Further complicating matters is the diverse body shapes of American consumers. A study in the early 2000s sponsored by clothing retailers and manufacturers called SizeUSA measured more than 10,000 people and found that the hip circumference of women with a 28-inch waist varied from 32 inches to 45 inches.
Brands have tried to solve for this problem by adding new silhouettes such as curvy or straight, sometimes creating even more confusion for consumers.
Madison Price said she has stopped buying clothes online because she is tired of returning items that don’t fit. Yet, the 27-year-old musician doesn’t fare much better when she visits her local stores. On a recent trip to Target, she bought a Wild Fable denim jumpsuit in an extra small, but when she tried on a turtle neck from the same brand in the same size, it was too tight.
“Sometimes, I’ll be an extra small, sometimes I’ll be a medium,” the St. Louis resident said. “The sizing is all over the place.”
A Target spokeswoman said sometimes items are designed to fit differently based on the style, and these details are often included in the item description on its website.
Some executives are predicting that sizes will become obsolete.
“Sizes will go out the window 10 years from now,” Levi Strauss & Co. CEO Chip Bergh said last month. “Everybody will be able to do their own body scan on a camera.”
Body-scanning offers precision, but it can cause a different type of discomfort. A startup called My Size Inc. discovered that shoppers weren’t always happy with the size recommendation when it tested its body-scanning app in a New York pop-up store in July.
“They’d say, ’I’m not a large, I’m a medium,’” said Ronen Luzon, My Size’s chief executive. To get around the problem, MySize ran a second test in which it replaced sizes with colors.
Most apparel in preindustrial America was made-to-measure at home or by professional dressmakers and tailors. That changed during the Civil War, when factories churned out military uniforms, according to the National Institute of Standards and Technology.
Women’s ready-to-wear clothing took off in the 1930s, and by the end of that decade the U.S. Department of Agriculture conducted the first large-scale study of women’s body sizes. Technicians took 59 measurements from about 15,000 women. The data were flawed, partly because the study only included white women, said Lynn Boorady, a professor at Oklahoma State University, who has studied the subject.
In the mid-1940s, the Mail Order Association of America, which was grappling with high return rates, urged a predecessor of the Institute to reanalyze the Agriculture Department data. The result became the basis for clothing sizes in 1958.

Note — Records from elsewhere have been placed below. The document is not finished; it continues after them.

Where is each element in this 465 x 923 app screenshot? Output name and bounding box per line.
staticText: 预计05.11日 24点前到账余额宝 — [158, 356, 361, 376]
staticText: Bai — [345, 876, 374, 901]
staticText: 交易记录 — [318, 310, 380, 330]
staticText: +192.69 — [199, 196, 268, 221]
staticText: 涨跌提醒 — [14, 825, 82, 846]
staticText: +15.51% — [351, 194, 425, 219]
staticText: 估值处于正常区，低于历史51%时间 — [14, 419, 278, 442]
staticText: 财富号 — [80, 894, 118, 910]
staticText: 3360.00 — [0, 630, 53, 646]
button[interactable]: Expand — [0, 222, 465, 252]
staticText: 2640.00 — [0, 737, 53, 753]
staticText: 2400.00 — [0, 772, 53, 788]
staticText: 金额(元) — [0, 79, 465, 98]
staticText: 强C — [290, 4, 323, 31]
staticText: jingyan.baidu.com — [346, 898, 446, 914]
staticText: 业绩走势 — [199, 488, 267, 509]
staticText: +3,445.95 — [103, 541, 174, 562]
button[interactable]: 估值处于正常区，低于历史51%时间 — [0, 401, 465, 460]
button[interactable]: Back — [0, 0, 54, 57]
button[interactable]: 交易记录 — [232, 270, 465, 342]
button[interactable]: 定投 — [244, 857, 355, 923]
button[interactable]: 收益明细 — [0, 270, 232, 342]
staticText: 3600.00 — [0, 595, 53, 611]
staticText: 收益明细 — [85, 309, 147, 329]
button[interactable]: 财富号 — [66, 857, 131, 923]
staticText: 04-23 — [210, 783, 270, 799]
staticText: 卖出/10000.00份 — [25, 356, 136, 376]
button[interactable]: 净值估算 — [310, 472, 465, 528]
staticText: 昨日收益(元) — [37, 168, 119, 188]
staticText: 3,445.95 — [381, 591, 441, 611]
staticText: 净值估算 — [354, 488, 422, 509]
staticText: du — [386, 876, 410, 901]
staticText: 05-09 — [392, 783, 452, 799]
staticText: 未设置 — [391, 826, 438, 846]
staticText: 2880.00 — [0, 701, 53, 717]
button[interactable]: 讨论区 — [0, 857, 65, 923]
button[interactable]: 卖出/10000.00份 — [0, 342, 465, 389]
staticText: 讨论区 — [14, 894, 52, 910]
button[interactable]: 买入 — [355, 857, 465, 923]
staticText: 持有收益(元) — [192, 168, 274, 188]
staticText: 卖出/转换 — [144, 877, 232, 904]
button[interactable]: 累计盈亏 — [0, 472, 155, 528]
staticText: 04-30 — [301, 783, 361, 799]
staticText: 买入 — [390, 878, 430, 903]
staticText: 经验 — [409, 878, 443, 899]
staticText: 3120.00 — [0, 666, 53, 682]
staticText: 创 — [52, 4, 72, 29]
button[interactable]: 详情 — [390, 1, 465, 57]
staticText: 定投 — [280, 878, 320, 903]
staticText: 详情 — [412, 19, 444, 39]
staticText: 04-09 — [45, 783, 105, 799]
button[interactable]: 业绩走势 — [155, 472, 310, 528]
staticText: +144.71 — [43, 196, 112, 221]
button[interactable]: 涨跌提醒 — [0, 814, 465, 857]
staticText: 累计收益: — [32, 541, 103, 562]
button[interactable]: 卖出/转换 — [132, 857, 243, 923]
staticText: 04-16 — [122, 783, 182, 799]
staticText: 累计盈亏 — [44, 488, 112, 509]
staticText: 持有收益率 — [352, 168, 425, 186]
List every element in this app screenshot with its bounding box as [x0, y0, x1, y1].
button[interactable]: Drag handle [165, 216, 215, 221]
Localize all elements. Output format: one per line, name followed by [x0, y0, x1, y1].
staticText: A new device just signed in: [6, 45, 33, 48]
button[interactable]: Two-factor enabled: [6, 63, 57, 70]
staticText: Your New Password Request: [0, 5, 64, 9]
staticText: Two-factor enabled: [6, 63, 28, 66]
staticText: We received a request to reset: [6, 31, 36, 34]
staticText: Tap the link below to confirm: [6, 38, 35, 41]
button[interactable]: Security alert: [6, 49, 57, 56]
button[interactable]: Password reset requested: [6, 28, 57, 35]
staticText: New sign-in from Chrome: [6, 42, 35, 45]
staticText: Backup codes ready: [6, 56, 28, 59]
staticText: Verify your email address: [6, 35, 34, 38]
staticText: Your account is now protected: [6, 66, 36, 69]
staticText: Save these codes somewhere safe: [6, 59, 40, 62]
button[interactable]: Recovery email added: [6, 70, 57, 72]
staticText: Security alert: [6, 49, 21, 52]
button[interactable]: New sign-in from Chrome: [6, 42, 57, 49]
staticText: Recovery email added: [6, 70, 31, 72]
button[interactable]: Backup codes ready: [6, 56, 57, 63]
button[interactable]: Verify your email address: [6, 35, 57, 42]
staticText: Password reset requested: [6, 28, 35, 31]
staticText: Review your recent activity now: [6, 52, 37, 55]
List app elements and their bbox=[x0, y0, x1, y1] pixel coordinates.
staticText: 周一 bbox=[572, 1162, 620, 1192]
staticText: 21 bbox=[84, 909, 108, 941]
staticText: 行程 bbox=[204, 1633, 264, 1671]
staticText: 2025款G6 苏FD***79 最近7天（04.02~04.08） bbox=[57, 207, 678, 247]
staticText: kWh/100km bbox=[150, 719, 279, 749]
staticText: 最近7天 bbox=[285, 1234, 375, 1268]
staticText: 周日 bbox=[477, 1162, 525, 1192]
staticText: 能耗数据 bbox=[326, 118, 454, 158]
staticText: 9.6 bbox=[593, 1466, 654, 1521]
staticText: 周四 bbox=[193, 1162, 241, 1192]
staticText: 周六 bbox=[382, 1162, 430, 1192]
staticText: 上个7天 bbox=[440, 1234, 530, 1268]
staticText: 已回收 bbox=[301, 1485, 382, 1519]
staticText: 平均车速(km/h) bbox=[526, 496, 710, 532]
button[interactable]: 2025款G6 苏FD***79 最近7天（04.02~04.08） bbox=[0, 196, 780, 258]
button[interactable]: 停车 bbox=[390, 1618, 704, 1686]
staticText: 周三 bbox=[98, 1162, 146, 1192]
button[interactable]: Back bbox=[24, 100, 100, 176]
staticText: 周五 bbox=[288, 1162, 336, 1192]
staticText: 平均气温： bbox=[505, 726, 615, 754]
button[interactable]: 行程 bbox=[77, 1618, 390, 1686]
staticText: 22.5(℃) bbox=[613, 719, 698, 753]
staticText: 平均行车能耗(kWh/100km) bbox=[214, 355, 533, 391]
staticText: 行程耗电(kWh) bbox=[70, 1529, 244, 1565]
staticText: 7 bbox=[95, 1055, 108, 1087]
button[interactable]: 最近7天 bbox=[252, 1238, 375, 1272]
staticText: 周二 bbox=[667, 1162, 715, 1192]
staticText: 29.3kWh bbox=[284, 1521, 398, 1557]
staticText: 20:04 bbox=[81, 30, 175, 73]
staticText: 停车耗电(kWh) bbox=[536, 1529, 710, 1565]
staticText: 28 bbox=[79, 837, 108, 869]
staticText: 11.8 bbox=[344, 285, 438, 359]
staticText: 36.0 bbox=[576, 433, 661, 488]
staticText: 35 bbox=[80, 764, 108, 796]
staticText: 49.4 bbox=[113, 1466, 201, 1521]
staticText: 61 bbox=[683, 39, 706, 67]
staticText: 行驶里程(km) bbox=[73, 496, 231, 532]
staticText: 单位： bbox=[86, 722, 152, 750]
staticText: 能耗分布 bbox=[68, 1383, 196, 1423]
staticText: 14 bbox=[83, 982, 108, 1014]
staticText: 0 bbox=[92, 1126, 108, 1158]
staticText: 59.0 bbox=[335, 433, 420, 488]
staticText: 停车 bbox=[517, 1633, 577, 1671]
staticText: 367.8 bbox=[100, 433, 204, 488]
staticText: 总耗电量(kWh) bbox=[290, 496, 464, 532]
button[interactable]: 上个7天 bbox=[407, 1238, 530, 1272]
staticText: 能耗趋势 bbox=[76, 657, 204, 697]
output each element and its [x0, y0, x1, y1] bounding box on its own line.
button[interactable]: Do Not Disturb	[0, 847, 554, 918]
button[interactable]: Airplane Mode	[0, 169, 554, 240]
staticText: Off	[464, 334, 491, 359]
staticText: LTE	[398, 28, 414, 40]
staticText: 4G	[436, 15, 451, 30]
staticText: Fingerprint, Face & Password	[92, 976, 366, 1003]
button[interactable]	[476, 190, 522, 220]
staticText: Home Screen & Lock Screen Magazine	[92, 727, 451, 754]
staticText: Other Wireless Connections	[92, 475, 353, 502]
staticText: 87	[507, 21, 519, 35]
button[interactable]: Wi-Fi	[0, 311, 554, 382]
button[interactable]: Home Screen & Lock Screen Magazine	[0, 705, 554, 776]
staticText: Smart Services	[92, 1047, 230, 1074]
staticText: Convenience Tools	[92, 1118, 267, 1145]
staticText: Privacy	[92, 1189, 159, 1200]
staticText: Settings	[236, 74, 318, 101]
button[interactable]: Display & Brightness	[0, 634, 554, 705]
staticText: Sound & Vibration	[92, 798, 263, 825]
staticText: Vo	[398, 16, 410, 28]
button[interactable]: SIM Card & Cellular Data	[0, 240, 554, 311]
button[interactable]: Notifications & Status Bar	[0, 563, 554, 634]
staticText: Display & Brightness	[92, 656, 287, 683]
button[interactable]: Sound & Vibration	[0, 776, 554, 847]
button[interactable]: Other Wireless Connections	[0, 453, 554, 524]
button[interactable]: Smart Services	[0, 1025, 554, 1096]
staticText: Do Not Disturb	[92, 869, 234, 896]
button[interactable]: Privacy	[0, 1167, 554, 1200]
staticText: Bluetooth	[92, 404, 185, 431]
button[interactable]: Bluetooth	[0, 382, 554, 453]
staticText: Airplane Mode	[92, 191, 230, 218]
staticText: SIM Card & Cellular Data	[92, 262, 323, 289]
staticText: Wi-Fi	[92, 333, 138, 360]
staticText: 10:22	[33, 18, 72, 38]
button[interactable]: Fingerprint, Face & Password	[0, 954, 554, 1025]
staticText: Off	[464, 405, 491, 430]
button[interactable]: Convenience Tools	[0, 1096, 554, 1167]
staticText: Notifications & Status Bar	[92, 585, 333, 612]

As Americans got bigger, manufacturers adopted vanity sizing in the 1980s; clothing got larger, but the sizes stayed the same.
The SizeUSA study last decade determined there were more than 300 standard measurements, resulting in thousands of size combinations. Manufacturers didn’t need to make them all, but the data was sent to them raw and decoding it would have required a statistician, Ms. Boorady said.
Some brands are sidestepping the size issue altogether. Instead of small, medium and large, athletic-wear maker Grrrl Clothing names its sizes after female athletes, including Heidi Cordner, a 6-foot arm-wrestling champion, and Zhang Weili, a strawweight champion in the Ultimate Fighting Championship.
Shoppers still have to match their measurements to those posted on the website for each athlete. “But they don’t have to deal with the stigma of ordering a XXL,” Chief Executive Kortney Olson said.